Aurelio Andreazzoli

Sette anni e mezzo da braccio destro di un certo Luciano Spalletti. Dodici a Roma, con il brivido di una finale di Coppa Italia da allenatore: quella maledetta del 26 maggio 2013 persa contro la Lazio. Oggi Aurelio Andreazzoli è un 64enne che percorre in bici le strade della Lunigiana: 160 km al giorno. Pedala, mentre racconta al telefono di Spalletti e della Roma, due angoli di cuore.

Andreazzoli, ha lavorato con Spalletti a Roma due volte: meglio la prima o l’ultima?
«La seconda è stata più difficile: ha preso una squadra in difficoltà, l’ha messa a posto subito, ha fatto risultati, che sono ciò che guardano i presidenti, e un calcio importante. L’indice di difficoltà, per tanti motivi, l’ultima volta era più alto».

Per la questione con Totti?
«E che c’entra Totti?».

Le dispiace non essere con Spalletti all’Inter?
«Non c’è mai stata questa possibilità: ne ho letto sui giornali ma non ci ho mai sperato, anche se con Luciano avrei continuato volentieri».

Allora un po’ le dispiace.
«No, dovevo chiudere già nel 2016, poi arrivò Spalletti a Roma e restai. Ma volevo tornare a casa: io e mia moglie da 15 anni siamo come due vedovi, lei e i miei figli a Massa, io a Udine, a Roma. A casa 24-48 ore a ogni visita, un mese l’estate. Ho due figli, uno di 34 anni e una di 20: me li sono goduti poco. Ora ho chiuso la valigia e sono felice».

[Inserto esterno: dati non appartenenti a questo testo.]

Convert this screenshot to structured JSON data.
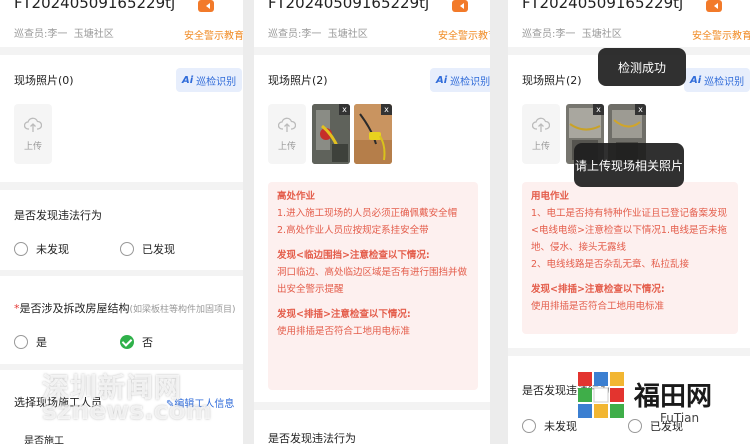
{
  "header": {
    "code": "FT20240509165229tj",
    "inspector": "巡查员:李一",
    "community": "玉塘社区",
    "safety_edu": "安全警示教育"
  },
  "photo": {
    "title_empty": "现场照片(0)",
    "title_filled": "现场照片(2)",
    "ai_mark": "Ai",
    "ai_label": "巡检识别",
    "upload_label": "上传",
    "delete_mark": "x"
  },
  "panel1": {
    "violation_q": "是否发现违法行为",
    "opt_not_found": "未发现",
    "opt_found": "已发现",
    "structure_req": "*",
    "structure_q": "是否涉及拆改房屋结构",
    "structure_hint": "(如梁板柱等构件加固项目)",
    "opt_yes": "是",
    "opt_no": "否",
    "worker_q": "选择现场施工人员",
    "edit_worker": "编辑工人信息",
    "partial_row": "是否施工"
  },
  "panel2": {
    "alert": {
      "heading": "高处作业",
      "line1": "1.进入施工现场的人员必须正确佩戴安全帽",
      "line2": "2.高处作业人员应按规定系挂安全带",
      "heading2": "发现<临边围挡>注意检查以下情况:",
      "line3": "洞口临边、高处临边区域是否有进行围挡并做出安全警示提醒",
      "heading3": "发现<排插>注意检查以下情况:",
      "line4": "使用排插是否符合工地用电标准"
    },
    "violation_q": "是否发现违法行为"
  },
  "panel3": {
    "alert": {
      "heading": "用电作业",
      "line1": "1、电工是否持有特种作业证且已登记备案发现<电线电缆>注意检查以下情况1.电线是否未拖地、侵水、接头无露线",
      "line2": "2、电线线路是否杂乱无章、私拉乱接",
      "heading2": "发现<排插>注意检查以下情况:",
      "line3": "使用排插是否符合工地用电标准"
    },
    "violation_q": "是否发现违法行为",
    "opt_not_found": "未发现",
    "opt_found": "已发现",
    "toast_success": "检测成功",
    "toast_upload": "请上传现场相关照片"
  },
  "watermark": {
    "cn": "深圳新闻网",
    "en": "sznews.com",
    "logo_cn": "福田网",
    "logo_en": "FuTian"
  },
  "colors": {
    "accent_blue": "#2f6bd9",
    "warning_orange": "#f08a22",
    "alert_red": "#e45d4b",
    "check_green": "#2fb14a"
  }
}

Molti la ricordano solo per la finale persa con la Lazio.
«Mi hanno massacrato perché noi abbiamo preso un palo e loro hanno segnato su una mezza smanacciata di Lobont. Una partita orrenda, giocata male da tutte e due. Ma nessuno ricorda i miei numeri sulla panchina: la miglior difesa dopo la Juve, presi la squadra 9 punti dietro alla Lazio e le arrivammo davanti, inventai Pjanic regista, battemmo i bianconeri e creai un team che è ancora in prima squadra. Ma quello di Roma è un ambiente privo di capacità di valutazione».

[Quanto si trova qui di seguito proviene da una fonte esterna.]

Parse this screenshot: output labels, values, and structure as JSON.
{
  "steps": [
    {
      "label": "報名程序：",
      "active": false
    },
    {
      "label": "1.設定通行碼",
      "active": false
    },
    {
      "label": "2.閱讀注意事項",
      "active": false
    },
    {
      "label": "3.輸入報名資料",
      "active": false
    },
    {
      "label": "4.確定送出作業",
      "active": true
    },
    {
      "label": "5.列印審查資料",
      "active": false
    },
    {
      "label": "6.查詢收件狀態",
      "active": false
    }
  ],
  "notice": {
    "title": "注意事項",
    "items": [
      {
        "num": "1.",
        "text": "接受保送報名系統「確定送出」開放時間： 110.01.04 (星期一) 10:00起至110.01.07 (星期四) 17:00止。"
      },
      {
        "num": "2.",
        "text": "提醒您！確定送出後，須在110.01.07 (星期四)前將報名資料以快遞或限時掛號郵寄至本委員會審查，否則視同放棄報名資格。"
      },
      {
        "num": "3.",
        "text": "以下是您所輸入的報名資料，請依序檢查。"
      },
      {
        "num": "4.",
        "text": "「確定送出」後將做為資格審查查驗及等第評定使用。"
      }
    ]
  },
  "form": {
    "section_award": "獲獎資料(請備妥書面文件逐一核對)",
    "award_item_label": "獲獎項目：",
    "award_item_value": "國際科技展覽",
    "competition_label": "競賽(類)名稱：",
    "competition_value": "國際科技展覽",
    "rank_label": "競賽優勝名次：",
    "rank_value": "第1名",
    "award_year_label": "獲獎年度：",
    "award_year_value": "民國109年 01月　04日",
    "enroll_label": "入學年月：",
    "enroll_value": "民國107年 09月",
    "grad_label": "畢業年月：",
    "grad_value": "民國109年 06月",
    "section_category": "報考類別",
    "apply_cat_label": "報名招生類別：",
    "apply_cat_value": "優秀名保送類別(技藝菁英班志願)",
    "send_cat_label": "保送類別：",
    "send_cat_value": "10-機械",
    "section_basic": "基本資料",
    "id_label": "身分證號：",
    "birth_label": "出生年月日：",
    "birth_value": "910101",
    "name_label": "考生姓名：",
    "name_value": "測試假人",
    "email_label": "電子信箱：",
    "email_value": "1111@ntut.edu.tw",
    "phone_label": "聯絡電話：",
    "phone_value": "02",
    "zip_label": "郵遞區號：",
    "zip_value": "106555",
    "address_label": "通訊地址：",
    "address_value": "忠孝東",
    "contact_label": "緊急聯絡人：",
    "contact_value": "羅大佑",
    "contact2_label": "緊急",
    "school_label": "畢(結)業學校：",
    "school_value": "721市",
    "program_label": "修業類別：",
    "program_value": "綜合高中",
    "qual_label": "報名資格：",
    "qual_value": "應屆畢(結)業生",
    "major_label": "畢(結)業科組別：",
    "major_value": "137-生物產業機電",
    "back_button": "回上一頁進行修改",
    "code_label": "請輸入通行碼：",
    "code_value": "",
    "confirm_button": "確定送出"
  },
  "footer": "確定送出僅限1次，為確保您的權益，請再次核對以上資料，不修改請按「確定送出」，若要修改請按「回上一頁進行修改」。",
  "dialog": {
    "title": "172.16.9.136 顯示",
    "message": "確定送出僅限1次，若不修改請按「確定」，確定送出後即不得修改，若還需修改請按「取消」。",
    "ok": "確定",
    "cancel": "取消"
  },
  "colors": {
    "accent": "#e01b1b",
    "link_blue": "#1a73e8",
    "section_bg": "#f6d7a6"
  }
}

Più o meno il motivo che ha fatto fuggire Spalletti, no?
«Le cose nascono con entusiasmo, poi le situazioni le deteriorano. A Roma hanno cambiato 13 allenatori in 13 stagioni. Se scappano tutti c’è qualcosa che non va. Ranieri, Zeman, Luis Enrique, Spalletti: mica gente scarsa. Non c’è oggettività nel pesare il lavoro. E gli elogi sono peggio delle critiche. Ti stendono i tappeti rossi dopo due partite: ti invitano a cena, ti chiama il politico, perdi la misura. Ci hanno provato anche con me».

Lei ha assistito anche all’esonero di Garcia.
«Rudi ha fatto 2 secondi posti, il record di 10 vittorie. Prima era Napoleone, poi lo hanno trattato come un deficiente. Vi sembra normale?».

A lei un giocatore diede addirittura del laziale…
«Osvaldo. Nella vita incontri persone leali e altre meno, ma non si può dare la stessa importanza a tutti».

Ora c’è Di Francesco: dicono sia troppo buono.
«Lo dicevano anche di me: se sei amico di tutti dicono che sei un coglione. Invece sei solo uno che fa rispettare le regole: sembravo senza polso perché abbracciavo i calciatori, ma quando li strigli le telecamere non ci sono».

Tra Di Francesco e Spalletti?
«A Eusebio voglio bene, ma con Luciano sono più amico. Nel 2009 sembrava un rapporto finito, quando è tornato invece è ripartito alla grande, con risultati oltre le aspettative. Oggi tiferò Roma. Ma anche per Spalletti: scrivetelo, che è permaloso e sennò ci resta male».